The run-up to the trust vote has been as exciting as a Twenty20 (T20) game of cricket. Fortune is fluctuating every hour. It is a cliff-hanger!
But rather than enjoy the political game, commentators are lamenting that high principles of parliamentary democracy have degenerated to lowly bazaar bargaining.
It’s time our politicians took a leaf out of the T20 experience and created a legitimate market for politics.
Indian Premier League’s success was not in the T20 format. Beginning with the private ownership of teams to auctioning of the players, branding and marketing, cricket was commercialized as never before. It produced quality entertainment for the paying public and unearthed new talent.
In contrast to cricket, parliamentary discourse is handicapped by accusations of horse trading as if hard-nosed political bargaining is somehow unparliamentary.
One reason why politicians have fallen in public esteem is because they are not seen to be operating in an open market. This is in contrast to a regular scene of a street market, where the rich and poor rub shoulders, bargain over a product and go their separate ways without rancour.
If only politicians could operate in an open and competitive market-like environment, Parliament would be able to redeem itself.

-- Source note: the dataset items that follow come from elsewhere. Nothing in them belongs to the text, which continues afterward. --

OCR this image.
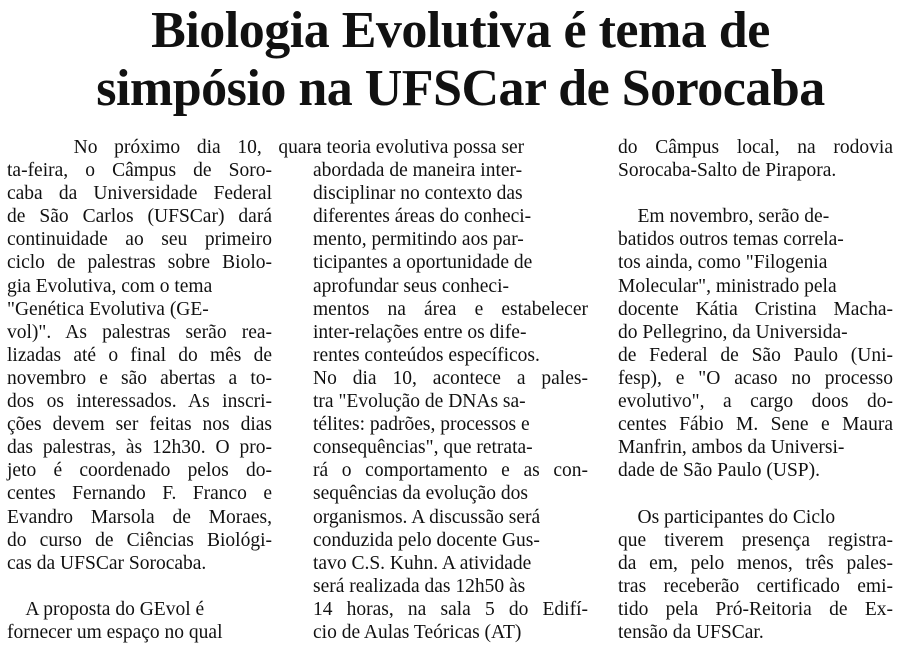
Biologia Evolutiva é tema de
simpósio na UFSCar de Sorocaba
No próximo dia 10, quar-
ta-feira, o Câmpus de Soro-
caba da Universidade Federal
de São Carlos (UFSCar) dará
continuidade ao seu primeiro
ciclo de palestras sobre Biolo-
gia Evolutiva, com o tema
"Genética Evolutiva (GE-
vol)". As palestras serão rea-
lizadas até o final do mês de
novembro e são abertas a to-
dos os interessados. As inscri-
ções devem ser feitas nos dias
das palestras, às 12h30. O pro-
jeto é coordenado pelos do-
centes Fernando F. Franco e
Evandro Marsola de Moraes,
do curso de Ciências Biológi-
cas da UFSCar Sorocaba.
A proposta do GEvol é
fornecer um espaço no qual
a teoria evolutiva possa ser
abordada de maneira inter-
disciplinar no contexto das
diferentes áreas do conheci-
mento, permitindo aos par-
ticipantes a oportunidade de
aprofundar seus conheci-
mentos na área e estabelecer
inter-relações entre os dife-
rentes conteúdos específicos.
No dia 10, acontece a pales-
tra "Evolução de DNAs sa-
télites: padrões, processos e
consequências", que retrata-
rá o comportamento e as con-
sequências da evolução dos
organismos. A discussão será
conduzida pelo docente Gus-
tavo C.S. Kuhn. A atividade
será realizada das 12h50 às
14 horas, na sala 5 do Edifí-
cio de Aulas Teóricas (AT)
do Câmpus local, na rodovia
Sorocaba-Salto de Pirapora.
Em novembro, serão de-
batidos outros temas correla-
tos ainda, como "Filogenia
Molecular", ministrado pela
docente Kátia Cristina Macha-
do Pellegrino, da Universida-
de Federal de São Paulo (Uni-
fesp), e "O acaso no processo
evolutivo", a cargo doos do-
centes Fábio M. Sene e Maura
Manfrin, ambos da Universi-
dade de São Paulo (USP).
Os participantes do Ciclo
que tiverem presença registra-
da em, pelo menos, três pales-
tras receberão certificado emi-
tido pela Pró-Reitoria de Ex-
tensão da UFSCar.
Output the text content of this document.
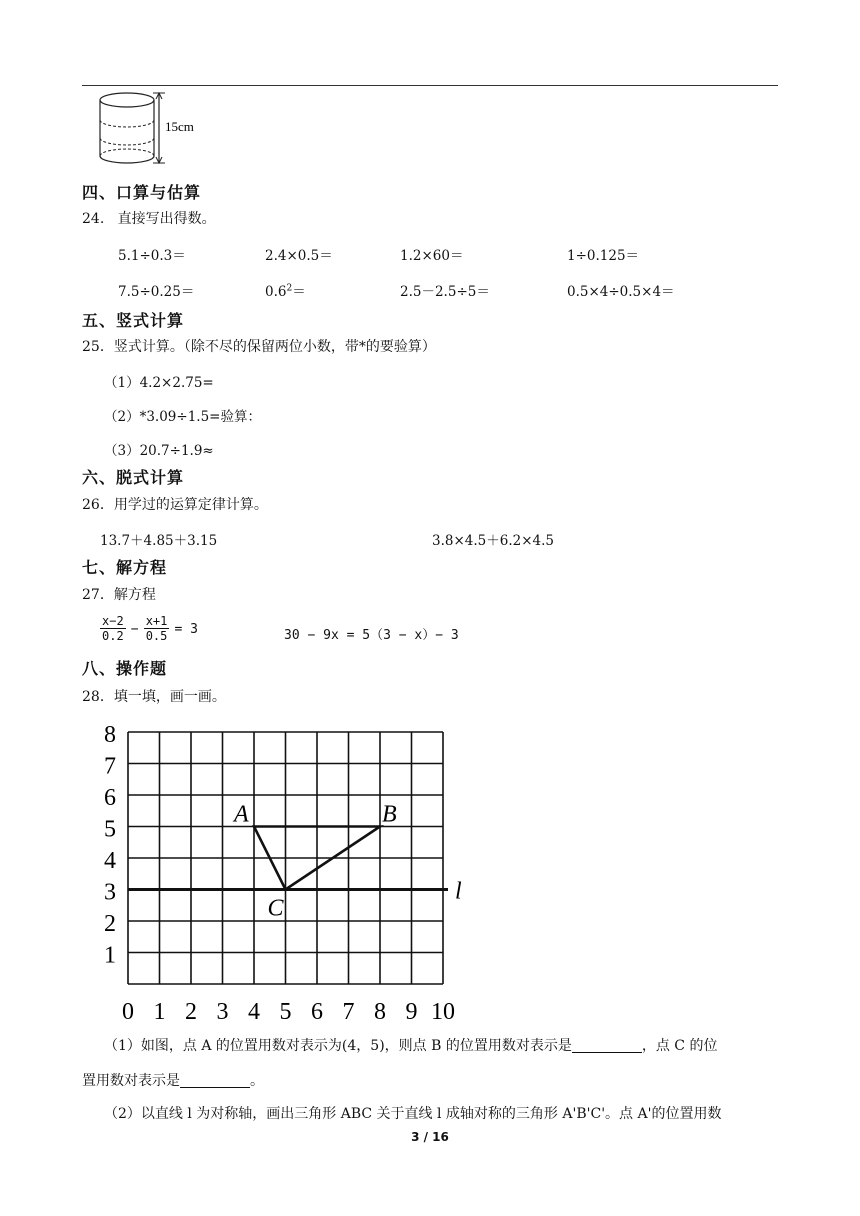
15cm
四、口算与估算
24. 直接写出得数。
5.1÷0.3＝	2.4×0.5＝	1.2×60＝	1÷0.125＝
7.5÷0.25＝	$0.6^2=$	2.5－2.5÷5＝	0.5×4÷0.5×4＝
五、竖式计算
25．竖式计算。（除不尽的保留两位小数，带*的要验算）
（1）4.2×2.75=
（2）*3.09÷1.5=验算：
（3）20.7÷1.9≈
六、脱式计算
26．用学过的运算定律计算。
13.7＋4.85＋3.15	3.8×4.5＋6.2×4.5
七、解方程
27．解方程
$\frac{x-2}{0.2} - \frac{x+1}{0.5} = 3$	30 − 9x = 5（3 − x）− 3
八、操作题
28．填一填，画一画。
8
7
6
5
4
3
2
1
0 1 2 3 4 5 6 7 8 9 10
l
A	B
C
（1）如图，点 A 的位置用数对表示为(4，5)，则点 B 的位置用数对表示是	，点 C 的位
置用数对表示是	。
（2）以直线 l 为对称轴，画出三角形 ABC 关于直线 l 成轴对称的三角形 A'B'C'。点 A'的位置用数
3 / 16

If we are disgusted by closed-door political dealings and rumours of cash for votes, then we must allow our politicians to publicly and legitimately bargain over political ideology, negotiate electoral prospects, and be allowed to be persuaded by cash or kind if necessary.

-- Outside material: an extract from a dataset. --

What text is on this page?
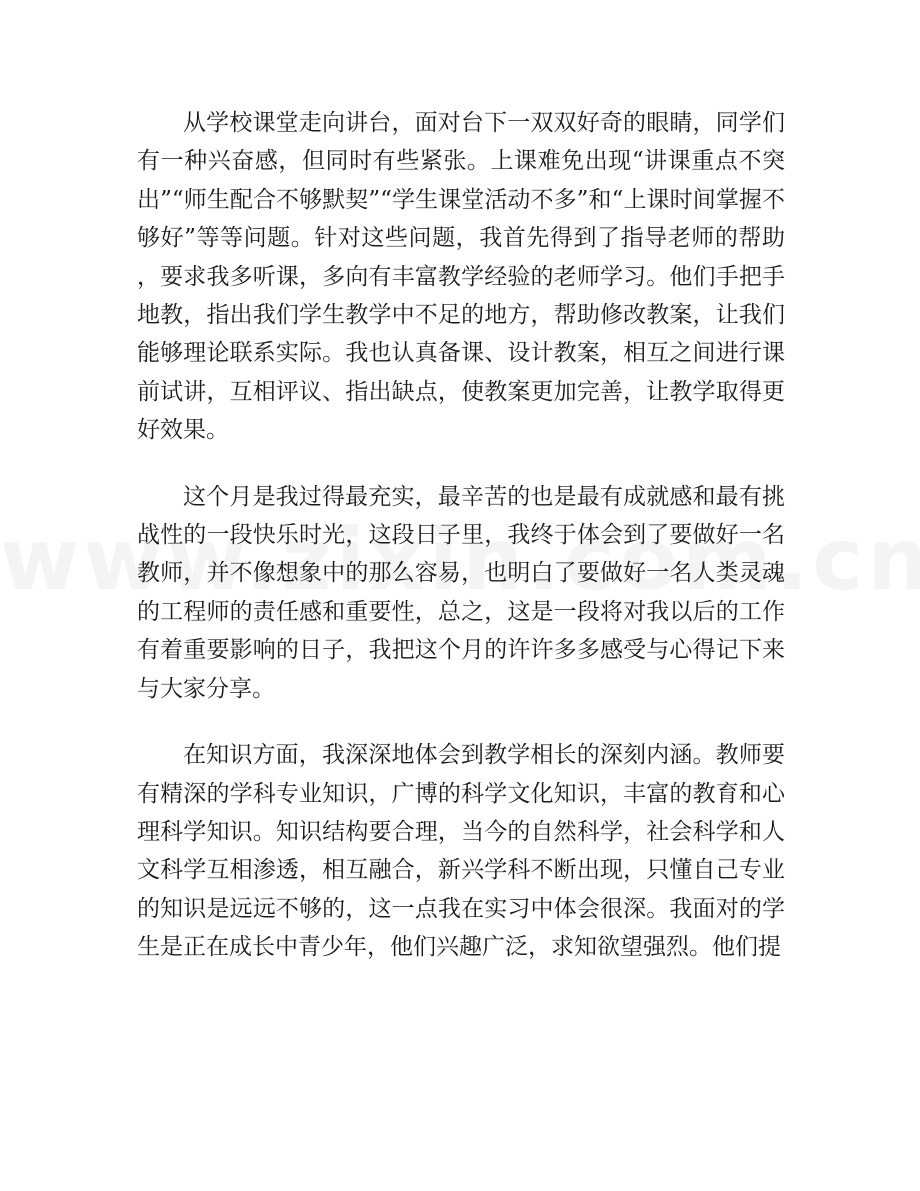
从学校课堂走向讲台，面对台下一双双好奇的眼睛，同学们有一种兴奋感，但同时有些紧张。上课难免出现“讲课重点不突出”“师生配合不够默契”“学生课堂活动不多”和“上课时间掌握不够好”等等问题。针对这些问题，我首先得到了指导老师的帮助，要求我多听课，多向有丰富教学经验的老师学习。他们手把手地教，指出我们学生教学中不足的地方，帮助修改教案，让我们能够理论联系实际。我也认真备课、设计教案，相互之间进行课前试讲，互相评议、指出缺点，使教案更加完善，让教学取得更好效果。

这个月是我过得最充实，最辛苦的也是最有成就感和最有挑战性的一段快乐时光，这段日子里，我终于体会到了要做好一名教师，并不像想象中的那么容易，也明白了要做好一名人类灵魂的工程师的责任感和重要性，总之，这是一段将对我以后的工作有着重要影响的日子，我把这个月的许许多多感受与心得记下来与大家分享。

在知识方面，我深深地体会到教学相长的深刻内涵。教师要有精深的学科专业知识，广博的科学文化知识，丰富的教育和心理科学知识。知识结构要合理，当今的自然科学，社会科学和人文科学互相渗透，相互融合，新兴学科不断出现，只懂自己专业的知识是远远不够的，这一点我在实习中体会很深。我面对的学生是正在成长中青少年，他们兴趣广泛，求知欲望强烈。他们提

When politicians are free to debate matters of ideology and strike bargains over public policy, the quality of parliamentary debate will enrich the country. But for this to happen, we have to scrap the most undemocratic element of our Constitution, the anti-defection law, which has stifled debate and endangered democracy itself.
In the marketplace, offers of cash or kind are tools for influencing potential customers. So, if a politician believes that ideology or policy is not adequate to further his political interest and, by extension, of his constituents, he should legitimately open himself to political auction.
Transparent and public bidding will remove insinuations of cash stuffed in suitcases. Since politics is an important way of organizing and sustaining free society, the amount raised by political auctions or contributions should be tax-free and without limit — the condition being that it be open to public audit.
If an MP were to auction his vote for Rs100 crore, his voters would legitimately ask for a share of the windfall. If unsatisfied, the voters could remove the leader at the next ballot. A political leader who can’t get elected is unlikely to command a high price. Then it will dawn on all that while money is necessary, it is not a sufficient condition for getting elected. Party, policies, performance, too, are required.
These two reforms in politics — marketization and transparency— will drastically reduce corruption and improve the quality of political discourse and unleash new talent.
Given the range of discretionary power in the hands of the government over a large number of economic issues, it’s possible that despite these political reforms, there could still be some element of undercover dealing in exchanging favours.
Having reduced the scope of political corruption, we will greatly enhance the capacity of law enforcement agencies to vigorously pursue the remaining instances of corruption. With increased competition and prospect of change of governments, the fear of getting exposed by rivals will act as a deterrent.
The true strength of a democracy lies in its people. With increased transparency, information about political leaders will freely flow. Empowered with information, citizens will be able to hold their elected representatives accountable. With economic reforms, we have begun to enjoy the benefits as consumers. With market reforms in politics, we the people will finally begin our reign as sovereign.